Strengths and Weaknesses
Strengths:
- Reproducible. The open-source reference implementation lets any team reproduce all nine attacks and test their own defenses.
- Framework-agnostic by construction. The two-framework methodology is the cleanest possible isolation of “framework flaw” vs “design flaw” — the two implementations share everything except the framework runtime.
- Defense-in-depth honest about limits. Unit 42 explicitly says no single mitigation is sufficient and shows the per-attack mitigation table that documents which strategies cover which scenarios.
- Cloud-specific attacks included.
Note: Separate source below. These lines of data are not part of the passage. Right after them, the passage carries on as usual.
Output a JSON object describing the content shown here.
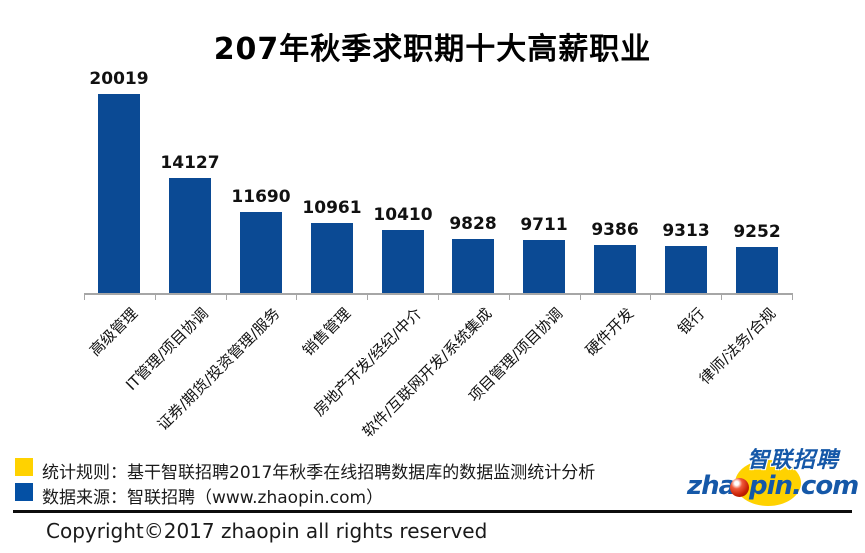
{
  "chart_data": {
    "type": "bar",
    "title": "207年秋季求职期十大高薪职业",
    "categories": [
      "高级管理",
      "IT管理/项目协调",
      "证券/期货/投资管理/服务",
      "销售管理",
      "房地产开发/经纪/中介",
      "软件/互联网开发/系统集成",
      "项目管理/项目协调",
      "硬件开发",
      "银行",
      "律师/法务/合规"
    ],
    "values": [
      20019,
      14127,
      11690,
      10961,
      10410,
      9828,
      9711,
      9386,
      9313,
      9252
    ],
    "value_labels_shown": true,
    "xlabel": "",
    "ylabel": "",
    "ylim": [
      6000,
      20100
    ],
    "grid": false,
    "legend_position": "none",
    "bar_color": "#0b4a94",
    "axis_color": "#a6a6a6"
  },
  "footer": {
    "legend": [
      {
        "swatch_color": "#ffd200",
        "label": "统计规则：基干智联招聘2017年秋季在线招聘数据库的数据监测统计分析"
      },
      {
        "swatch_color": "#0450a4",
        "label": "数据来源：智联招聘（www.zhaopin.com）"
      }
    ],
    "copyright": "Copyright©2017 zhaopin all rights reserved"
  },
  "logo": {
    "latin_prefix": "zha",
    "latin_suffix": "pin.com",
    "cjk": "智联招聘",
    "brand_blue": "#1558a8",
    "brand_yellow": "#ffd200",
    "ball_red": "#c61e02"
  }
}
Scenarios #5 (mounted volume) and #6 (metadata service) are cloud-deployment-specific and reflect realistic attack paths against production agentic apps deployed on EC2 / GCE / Azure VM-class infrastructure.
- Date. This is May 2025 work — among the earliest systematic empirical studies of agentic-AI vulnerabilities. Predates [un]prompted March 2026 by ~10 months.
Weaknesses:
- Vendor positioning. The article concludes by recommending Palo Alto Networks’ Prisma AIRS as the canonical runtime mitigation. Substantively reasonable (Prisma AIRS does ship the relevant content-filter capabilities) but the reader should triangulate with vendor-neutral solutions (LlamaFirewall, Lakera Guard, NeMo Guardrails) before purchasing.
- No multi-LLM-model evaluation. All nine attacks are demonstrated against a single (unstated) underlying LLM. The Salesforce Rittinghouse and Stripe Bullen talks both show that attack success rate (ASR) varies meaningfully across model generations; the article doesn’t discuss this.
- No “reinforced prompts” empirical comparison. The reference implementation includes both vanilla and “reinforced” prompt variants but the article doesn’t quantify how much harder reinforced prompts make the attacks. This would be the empirical bound on how far “prompt hardening” alone can take you.
- Scope limited to single-tenant. The investment-advisory app is a single-tenant prototype; multi-tenant attack surfaces (cross-tenant agent contamination, tenant-id confusion) are not in scope.
In the RA / CMM
- CMM D7 L4 (multi-tool red-team coverage) — the open-source reference implementation is a candidate for the regression suite slot alongside Promptfoo, complementing PyRIT (orchestration) + Garak (probe library) + Mindgard CART (continuous CART). It’s framework-aware in a way the others aren’t.
- CMM D4 (Runtime & Guardrails) — empirically validates content filtering (L4) and code executor sandboxing (L5 — cited explicitly in the article’s mitigation 5).
- CMM D5 (Egress) — the metadata-service-token-exfiltration scenario (#6) is exactly the kind of cloud-instance-specific egress that Smokescreen-class controls were designed for; SSRF closure to internal IPs / metadata endpoints is a D5 baseline.
- CMM D6 (Supply Chain) — tool vulnerability scanning (mitigation 4) is the article’s framing of the supply-chain control.
- RA Control plane — agent-to-agent delegation requires explicit policy (per Sondera Cedar harness for coding agents); this article’s scenarios 3 demonstrate the consequence of not having such policy in the multi-agent investment app.
Relations
- Supports OWASP Agentic AI Top 10 (ASI) — explicitly maps each scenario to OWASP Agentic AI Threats categories from the GenAI Security Project’s Threats and Mitigations publication
- Supports Indirect Prompt Injection — Scenario #8 is a live lab demonstration; pairs with Unit 42 production-telemetry observations for evidence triangulation
- Supports Agent Sandboxing practice page — Scenarios #5 + #6 are the canonical examples of code-executor sandbox failure modes
- Supports Supply Chain Security for Agents — Scenarios 7a + 7b are tool-vulnerability-class attacks; tool input sanitization + scanning are the mitigations
- Sister piece: Unit 42 In-the-Wild Prompt Injection Observations (March 2026) — production-telemetry observations of the same attack class. Together: lab + production evidence from the same vendor.
- Architectural sibling: Shah talk on guardrails — Stripe’s input-side defense program; same problem space, different vendor’s answer.
- Architectural sibling: Dropbox McMillin talk — defense-in-depth in a 19-agent / 73-tool fleet; complementary practitioner perspective.